Harvey Mackay is the author of the New York Times bestseller “Swim With the Sharks Without Being Eaten Alive.”
July 16, 2021
“A short story on the honesty of a young boy was run in the Sports Illustrated in 1989. 7-year old Tanner Munseywas playing first base during a T-Ball game in Wellington, Florida. He tried to tag a runner going from first base to second but couldn’t. The umpire, although called the runner out. Tanner then went to the umpire and told her that he had not succeeded in tagging the runner. She reversed her call.
Two weeks later, in another match, the reverse happened. This time Tanner had tagged the player but the umpire called him safe. She looked at Tanner and asked if he tagged the runner. He told her he had. She immediately called the player out. When the audience retorted, she told them that she believed the kid’s honesty enough and told them about the previous game’s incident.”
July 16, 2021
“Bobby Jones was a golf player who played national and international matches about a century ago. He was known for his honesty and sportsmanship.

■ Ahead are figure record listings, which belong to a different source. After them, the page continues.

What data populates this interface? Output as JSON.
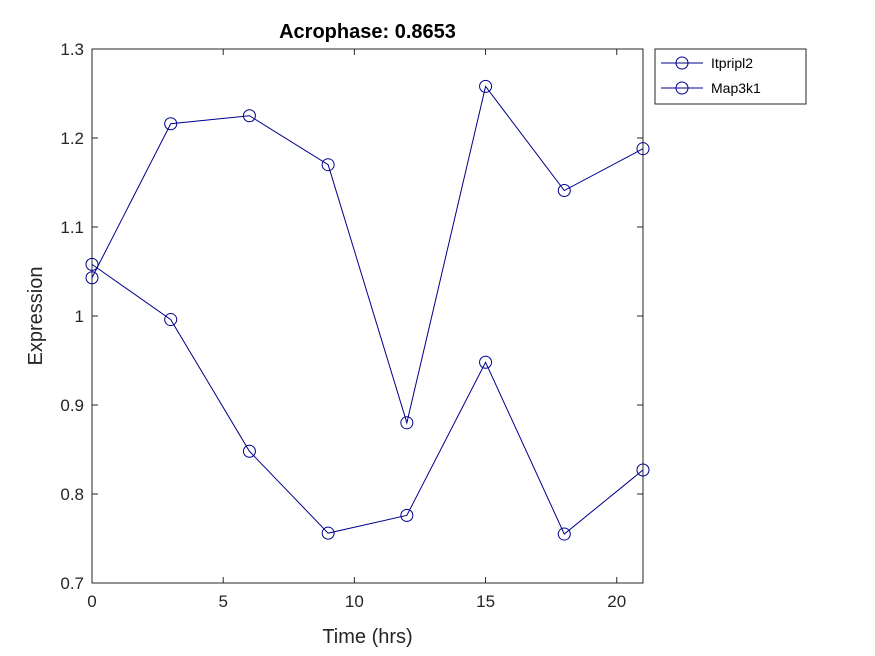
{
  "chart_data": {
    "type": "line",
    "title": "Acrophase: 0.8653",
    "xlabel": "Time (hrs)",
    "ylabel": "Expression",
    "xlim": [
      0,
      21
    ],
    "ylim": [
      0.7,
      1.3
    ],
    "xticks": [
      0,
      5,
      10,
      15,
      20
    ],
    "yticks": [
      0.7,
      0.8,
      0.9,
      1.0,
      1.1,
      1.2,
      1.3
    ],
    "xtick_labels": [
      "0",
      "5",
      "10",
      "15",
      "20"
    ],
    "ytick_labels": [
      "0.7",
      "0.8",
      "0.9",
      "1",
      "1.1",
      "1.2",
      "1.3"
    ],
    "x": [
      0,
      3,
      6,
      9,
      12,
      15,
      18,
      21
    ],
    "series": [
      {
        "name": "Itpripl2",
        "values": [
          1.043,
          1.216,
          1.225,
          1.17,
          0.88,
          1.258,
          1.141,
          1.188
        ]
      },
      {
        "name": "Map3k1",
        "values": [
          1.058,
          0.996,
          0.848,
          0.756,
          0.776,
          0.948,
          0.755,
          0.827
        ]
      }
    ],
    "marker": "circle-open",
    "line_color": "#00008b",
    "grid": false,
    "legend_position": "outside-top-right"
  }
}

At the U.S. Open in Boston, 1925, he hit his ball on the 11th hole. He, although, insisted that he had moved the ball slightly by accidentally clipping the grass. He told the officials that he had violated Rule 18 (moving the ball), but they didn’t agree. He stayed firm and they finally had to accept. He lost the game by the same margin, one stroke. The sportswriters praised him for his honesty to which he replied, “You might as well praise me for not robbing banks”.”
—Author’s note: As I read the little story above about Bobby Jones, I was reminded how often and how much one virtue is so tied together with other virtues. Bobby Jones was Honest. He showed Integrity. He was real, Authentic. He was Transparent. I sat and contemplated these virtues, trying to think of a really great personal story where I too portrayed the virtues of Honesty, Integrity, Authenticity and Transparency. I couldn’t think of a single one! Ouch. I am feeling shame, guilt, and embarrassment at the many times when I was dishonest and denied it or tried to cover it up. But then again, it’s never too late to start living the virtues. And maybe that’s what I am doing with this written confession!